Other than the obvious...

----------


## hermine_hesse

I think this thread probably belongs in the dream interpretation forum.

It's hard to say what these dreams mean w/o context.  Do you still have feelings for this girl?  If so, then you already know what they are about.  If not, maybe you're just missing having your girl around.  Maybe you've been innocently wondering about this other girl.  Maybe the dreams represent something else entirely.  

Posting more details - specific dream plot, how you felt in the dream, how you feel about these things in real life - might be helping if you want more specific interpretation.

----------


## KwikDraw13

Most of the dreams took place while I was at the same school as her, or when I had a crush. Sorry, I didn't see a dream interpretation section...

----------


## ShadowOfSelf

> Recently, I've been having lots of dreams with this one girl I used to have a crush on. Does this mean anything?

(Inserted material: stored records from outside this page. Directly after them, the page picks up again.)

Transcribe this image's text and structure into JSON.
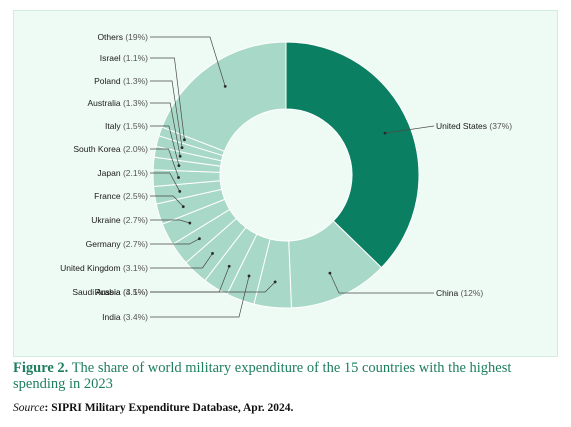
{
  "chart_data": {
    "type": "pie",
    "donut": true,
    "categories": [
      "United States",
      "China",
      "Russia",
      "India",
      "Saudi Arabia",
      "United Kingdom",
      "Germany",
      "Ukraine",
      "France",
      "Japan",
      "South Korea",
      "Italy",
      "Australia",
      "Poland",
      "Israel",
      "Others"
    ],
    "values": [
      37,
      12,
      4.5,
      3.4,
      3.1,
      3.1,
      2.7,
      2.7,
      2.5,
      2.1,
      2.0,
      1.5,
      1.3,
      1.3,
      1.1,
      19
    ],
    "value_labels": [
      "(37%)",
      "(12%)",
      "(4.5%)",
      "(3.4%)",
      "(3.1%)",
      "(3.1%)",
      "(2.7%)",
      "(2.7%)",
      "(2.5%)",
      "(2.1%)",
      "(2.0%)",
      "(1.5%)",
      "(1.3%)",
      "(1.3%)",
      "(1.1%)",
      "(19%)"
    ],
    "colors": {
      "highlight": "#0a7f62",
      "others": "#a8d8c7",
      "background": "#eefaf4"
    },
    "legend": "none"
  },
  "caption": {
    "label": "Figure 2.",
    "text": "The share of world military expenditure of the 15 countries with the highest spending in 2023"
  },
  "source": {
    "label": "Source",
    "text": ": SIPRI Military Expenditure Database, Apr. 2024."
  }
}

Only if you think it means something........

----------


## Erii

Moved to Dream Interpretation~

----------


## Egor

I believe this dream is telling you that the girl you haven't seen in three weeks will become a past love affair. Don't be too concerned about this. You'll meet your soul mate and you will see that all things had to happen as they did in order for you to meet her.

Good luck to you.  ::goodjob2::

----------